La serpiente del Furrial
Tampoco se trabajaba mucho, o el autor no le da importancia siquiera para relatarlo. Cualquier mujer estaba a disposición de quien quisiera acostarse con ella, y sin preocupaciones, porque los niños los criaba el gobierno. En la misma onda de las misiones, Séneca escribe que “el techo de paja albergó hombres libres” y sobre el piso pelado “… qué blando sueño les daba la tierra dura”. Seguro se bañaban con totuma. Luego vino “el capitalismo” a corromperlos. Diecinueve siglos más tarde Rousseau dice exactamente lo mismo de la civilización malsana y de los salvajes buenos y solidarios en “estado de naturaleza”. La versión recuerda al furrialeño que en la canícula de las 3 de la tarde, ve bajar lentamente una mapanare por las cabuyeras de la hamaca, y le pregunta a su mujer, con desgano “… Epa María… ¿qué será bueno pa’ la picada de culebra?”.
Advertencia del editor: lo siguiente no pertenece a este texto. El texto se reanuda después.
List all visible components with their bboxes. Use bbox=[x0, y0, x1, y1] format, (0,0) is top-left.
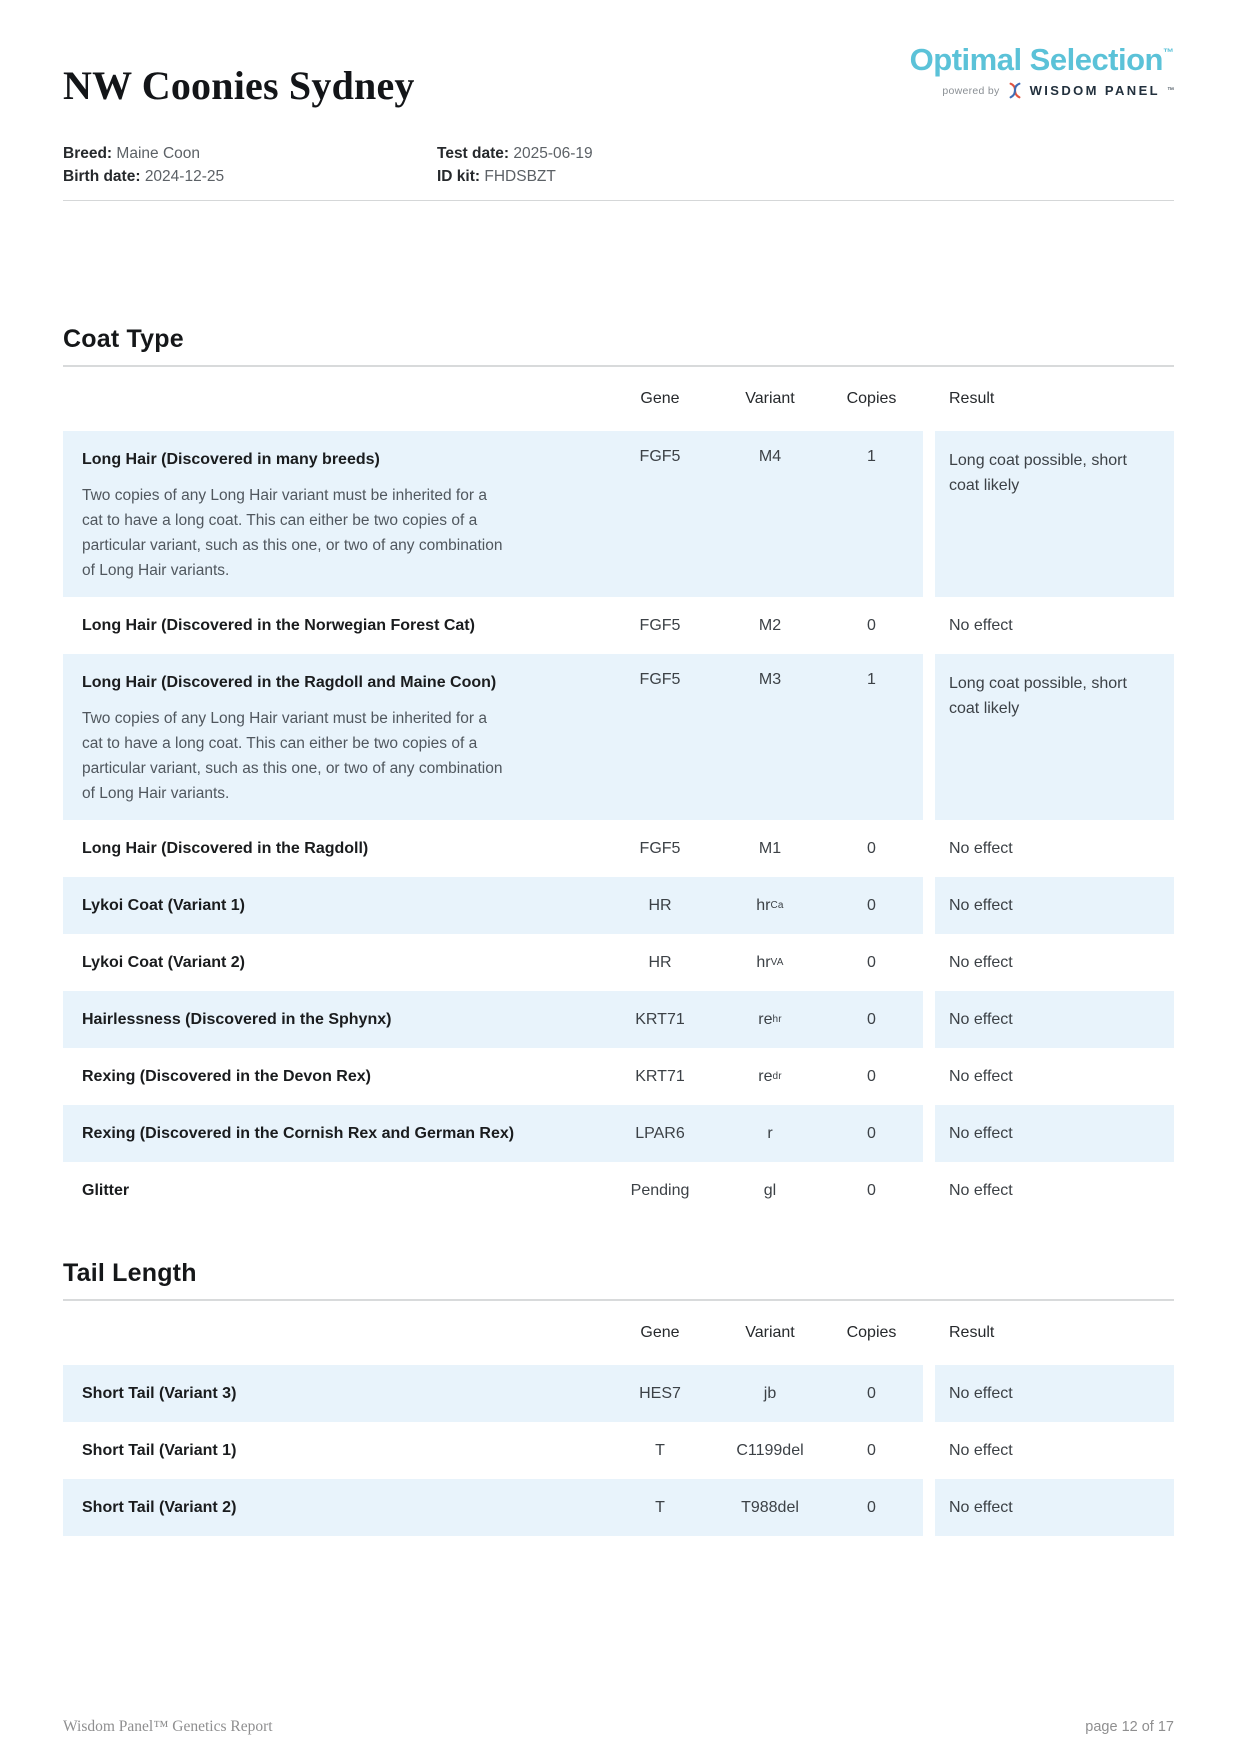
col-header-result: Result bbox=[949, 1324, 995, 1341]
column-gap bbox=[923, 597, 935, 654]
report-footer bbox=[63, 1718, 1174, 1736]
col-header-gene: Gene bbox=[640, 390, 680, 407]
result-value: No effect bbox=[935, 877, 1174, 934]
trait-name: Long Hair (Discovered in many breeds) bbox=[82, 451, 380, 468]
variant-value: re dr bbox=[758, 1067, 782, 1085]
gene-value: HR bbox=[600, 877, 720, 934]
result-value: Long coat possible, short coat likely bbox=[935, 431, 1174, 597]
col-header-result: Result bbox=[949, 390, 995, 407]
gene-value: LPAR6 bbox=[600, 1105, 720, 1162]
table-row bbox=[63, 1422, 1174, 1479]
gene-value: FGF5 bbox=[600, 431, 720, 597]
meta-right-column bbox=[437, 142, 1174, 188]
table-row bbox=[63, 1365, 1174, 1422]
trait-cell bbox=[63, 1105, 600, 1162]
column-gap bbox=[923, 1365, 935, 1422]
trait-cell bbox=[63, 934, 600, 991]
trait-name: Short Tail (Variant 3) bbox=[82, 1384, 237, 1402]
trait-name: Long Hair (Discovered in the Ragdoll) bbox=[82, 839, 369, 857]
breed-label: Breed: bbox=[63, 145, 113, 162]
trait-description: Two copies of any Long Hair variant must be inherited for a cat to have a long coat. This can either be two copies of a particular variant, such as this one, or two of any combination of Long Hair variants. bbox=[82, 710, 503, 802]
table-row bbox=[63, 1105, 1174, 1162]
trait-name: Rexing (Discovered in the Devon Rex) bbox=[82, 1067, 371, 1085]
column-gap bbox=[923, 654, 935, 820]
test-date-value: 2025-06-19 bbox=[513, 145, 593, 162]
page-title: NW Coonies Sydney bbox=[63, 63, 415, 108]
trait-name: Glitter bbox=[82, 1181, 130, 1199]
table-row bbox=[63, 991, 1174, 1048]
copies-value: 1 bbox=[820, 431, 923, 597]
trait-name: Long Hair (Discovered in the Norwegian Forest Cat) bbox=[82, 616, 475, 634]
col-header-copies: Copies bbox=[846, 390, 897, 407]
table-row bbox=[63, 597, 1174, 654]
pet-meta-block bbox=[63, 142, 1174, 188]
powered-by-label: powered by bbox=[942, 84, 1000, 97]
table-row bbox=[63, 934, 1174, 991]
table-header-row bbox=[63, 367, 1174, 431]
kit-id-label: ID kit: bbox=[437, 168, 481, 185]
column-gap bbox=[923, 1048, 935, 1105]
trait-table bbox=[63, 1301, 1174, 1536]
result-value: No effect bbox=[935, 991, 1174, 1048]
trait-cell bbox=[63, 877, 600, 934]
trait-name: Rexing (Discovered in the Cornish Rex and German Rex) bbox=[82, 1124, 515, 1142]
gene-value: T bbox=[600, 1479, 720, 1536]
breed-value: Maine Coon bbox=[116, 145, 200, 162]
copies-value: 0 bbox=[820, 991, 923, 1048]
column-gap bbox=[923, 431, 935, 597]
variant-value: M2 bbox=[758, 616, 782, 634]
copies-value: 0 bbox=[867, 953, 876, 971]
birth-date-label: Birth date: bbox=[63, 168, 141, 185]
result-value: No effect bbox=[949, 1068, 1013, 1085]
result-value: Long coat possible, short coat likely bbox=[935, 654, 1174, 820]
table-row bbox=[63, 877, 1174, 934]
table-row bbox=[63, 1479, 1174, 1536]
optimal-selection-logo bbox=[910, 44, 1174, 99]
variant-value: gl bbox=[763, 1181, 777, 1199]
column-gap bbox=[923, 1105, 935, 1162]
trait-name: Long Hair (Discovered in the Ragdoll and Maine Coon) bbox=[82, 674, 497, 691]
variant-value: r bbox=[720, 1105, 820, 1162]
logo-brand bbox=[910, 44, 1174, 75]
column-gap bbox=[923, 1162, 935, 1219]
result-value: No effect bbox=[949, 1442, 1013, 1459]
section-tail-length bbox=[63, 1259, 1174, 1536]
table-row bbox=[63, 1048, 1174, 1105]
variant-value: hr Ca bbox=[720, 877, 820, 934]
table-row bbox=[63, 1162, 1174, 1219]
col-header-variant: Variant bbox=[745, 390, 795, 407]
gene-value: FGF5 bbox=[600, 654, 720, 820]
trait-cell bbox=[63, 1479, 600, 1536]
copies-value: 0 bbox=[867, 1181, 876, 1199]
column-gap bbox=[923, 1422, 935, 1479]
trait-name: Short Tail (Variant 1) bbox=[82, 1441, 237, 1459]
copies-value: 0 bbox=[867, 616, 876, 634]
footer-page-number: page 12 of 17 bbox=[1085, 1719, 1174, 1735]
table-body bbox=[63, 431, 1174, 1219]
column-gap bbox=[923, 991, 935, 1048]
section-heading: Coat Type bbox=[63, 325, 184, 353]
header-divider bbox=[63, 200, 1174, 201]
partner-trademark: ™ bbox=[1167, 87, 1174, 94]
gene-value: HES7 bbox=[600, 1365, 720, 1422]
col-header-gene: Gene bbox=[640, 1324, 680, 1341]
result-value: No effect bbox=[935, 1365, 1174, 1422]
kit-id-line bbox=[437, 165, 1174, 188]
trait-cell bbox=[63, 1162, 600, 1219]
variant-value: jb bbox=[720, 1365, 820, 1422]
footer-report-name: Wisdom Panel™ Genetics Report bbox=[63, 1718, 273, 1735]
result-value: No effect bbox=[949, 954, 1013, 971]
gene-value: KRT71 bbox=[600, 991, 720, 1048]
variant-value: hr VA bbox=[756, 953, 784, 971]
variant-value: re hr bbox=[720, 991, 820, 1048]
copies-value: 1 bbox=[820, 654, 923, 820]
copies-value: 0 bbox=[867, 1067, 876, 1085]
copies-value: 0 bbox=[820, 1479, 923, 1536]
gene-value: FGF5 bbox=[639, 839, 681, 857]
copies-value: 0 bbox=[867, 839, 876, 857]
trait-cell bbox=[63, 991, 600, 1048]
variant-value: M3 bbox=[720, 654, 820, 820]
column-gap bbox=[923, 877, 935, 934]
column-gap bbox=[923, 1479, 935, 1536]
trait-name: Short Tail (Variant 2) bbox=[82, 1498, 237, 1516]
meta-left-column bbox=[63, 142, 437, 188]
copies-value: 0 bbox=[820, 1365, 923, 1422]
trait-name: Hairlessness (Discovered in the Sphynx) bbox=[82, 1010, 392, 1028]
table-row bbox=[63, 431, 1174, 597]
trait-cell bbox=[63, 820, 600, 877]
logo-brand-trademark: ™ bbox=[1163, 47, 1174, 59]
trait-cell bbox=[63, 1365, 600, 1422]
report-header bbox=[63, 0, 1174, 108]
trait-name: Lykoi Coat (Variant 2) bbox=[82, 953, 245, 971]
gene-value: Pending bbox=[630, 1181, 690, 1199]
birth-date-line bbox=[63, 165, 437, 188]
section-coat-type bbox=[63, 325, 1174, 1219]
trait-cell bbox=[63, 1048, 600, 1105]
logo-brand-text: Optimal Selection bbox=[909, 42, 1163, 77]
column-gap bbox=[923, 934, 935, 991]
variant-value: T988del bbox=[720, 1479, 820, 1536]
partner-brand-text: WISDOM PANEL bbox=[1029, 83, 1160, 98]
result-value: No effect bbox=[949, 1182, 1013, 1199]
result-value: No effect bbox=[935, 1479, 1174, 1536]
kit-id-value: FHDSBZT bbox=[484, 168, 556, 185]
variant-value: M1 bbox=[758, 839, 782, 857]
result-value: No effect bbox=[935, 1105, 1174, 1162]
test-date-line bbox=[437, 142, 1174, 165]
test-date-label: Test date: bbox=[437, 145, 510, 162]
table-header-row bbox=[63, 1301, 1174, 1365]
column-gap bbox=[923, 820, 935, 877]
col-header-copies: Copies bbox=[846, 1324, 897, 1341]
dna-helix-icon bbox=[1007, 82, 1023, 99]
gene-value: FGF5 bbox=[639, 616, 681, 634]
trait-table bbox=[63, 367, 1174, 1219]
breed-line bbox=[63, 142, 437, 165]
copies-value: 0 bbox=[820, 1105, 923, 1162]
section-heading: Tail Length bbox=[63, 1259, 197, 1287]
trait-description: Two copies of any Long Hair variant must be inherited for a cat to have a long coat. This can either be two copies of a particular variant, such as this one, or two of any combination of Long Hair variants. bbox=[82, 487, 503, 579]
variant-value: M4 bbox=[720, 431, 820, 597]
table-row bbox=[63, 820, 1174, 877]
gene-value: T bbox=[655, 1441, 665, 1459]
gene-value: KRT71 bbox=[635, 1067, 685, 1085]
trait-cell bbox=[63, 597, 600, 654]
trait-name: Lykoi Coat (Variant 1) bbox=[82, 896, 245, 914]
gene-value: HR bbox=[648, 953, 672, 971]
result-value: No effect bbox=[949, 840, 1013, 857]
result-value: No effect bbox=[949, 617, 1013, 634]
variant-value: C1199del bbox=[736, 1441, 804, 1459]
birth-date-value: 2024-12-25 bbox=[144, 168, 225, 185]
table-body bbox=[63, 1365, 1174, 1536]
copies-value: 0 bbox=[820, 877, 923, 934]
table-row bbox=[63, 654, 1174, 820]
col-header-variant: Variant bbox=[745, 1324, 795, 1341]
copies-value: 0 bbox=[867, 1441, 876, 1459]
logo-powered-by-row bbox=[910, 82, 1174, 99]
trait-cell bbox=[63, 431, 600, 597]
trait-cell bbox=[63, 1422, 600, 1479]
trait-cell bbox=[63, 654, 600, 820]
Dos mil años de utopías culminaron en la más perfecta de todas, el marxismo, y tanto va el cántaro que gran parte de la humanidad se entregó al comunismo para disfrutar por fin el paraíso de igualdad que los filósofos habían prometido. Aunque en lenguaje moderno, el socialismo marxista es casi exactamente igual a las utopías anteriores y no existe en eso diferencia alguna entre Diodoro, Platón, Moro y Marx. Y el comunismo, resultado práctico de esas bellezas ansiadas, de ese mundo donde todos serían en la mañana poetas, en la tarde cazadores y en la noche amantes, produjo la más espantosa pesadilla conocida, como cuenta Vasili Grossman en su monumental novela Vida y destino (1959) equivalente de La guerra y la paz en nuestros días. Y es la secuencia en la que dos viejos camaradas, uno de la primera generación de bolcheviques fundadores y el segundo más joven, uno antaño maestro y protector del otro, se encuentran por azar en el mísero hospital de un campo de concentración soviético, ambos acusados de “trotskystas”.
Lenin el neoliberal
El viejo comunista moría de infección, y entre apestosas sábanas llenas de sangre, heces y pus secos, pedía perdón a su pupilo por haberlo introducido en el infierno revolucionario. Pero el joven le respondió como lo hizo siempre el mismo Trotsky: “… no fue la revolución. Fueron Stalin y sus bandidos que traicionaron los ideales, la burocracia que secuestró la revolución”. Tal vez en esa frase esté el secreto de por qué años después que el comunismo se convirtió en la letrina moral del siglo XX, por estas latitudes surge con casaca bolivariana y temibles agravantes. La putrefacción del comunismo fue resultante de qué modelo tenía podrido el corazón, aunque sus protagonistas no lo supieran. Un sistema que pretende sustituir con el gobierno la producción de riqueza, anula la creatividad humana, castra la sociedad y la conduce fatalmente al necrosamiento. Luego acusará a las víctimas de ser responsables del desastre y las reprimirá para impedir la disidencia.
La perversidad intelectual de la actual revolución es mayor, porque arruinar a la gente es su objetivo, no el resultado de un monstruoso error intelectual. Lenin al final dio pasos para descomunizar e introducir la economía de mercado en la producción agrícola con la Nueva Política Económica, cuando “lo mató la muerte”. Al contrario, la hegemonía de Stalin en los 30s viene a depauperar y envilecer, y fusila millones de campesinos ricos, kulaks. En eso abrevan Fidel Castro, Giordani y el Galáctico: quebrar la producción social, no para distribuir “entre todos” las fuentes de riqueza y sus frutos, sino para fabricar pobres que saciaran su hambre de manos del gobierno, e imponer una dictadura total. Pero el plan además de siniestro, resulta demasiado difícil.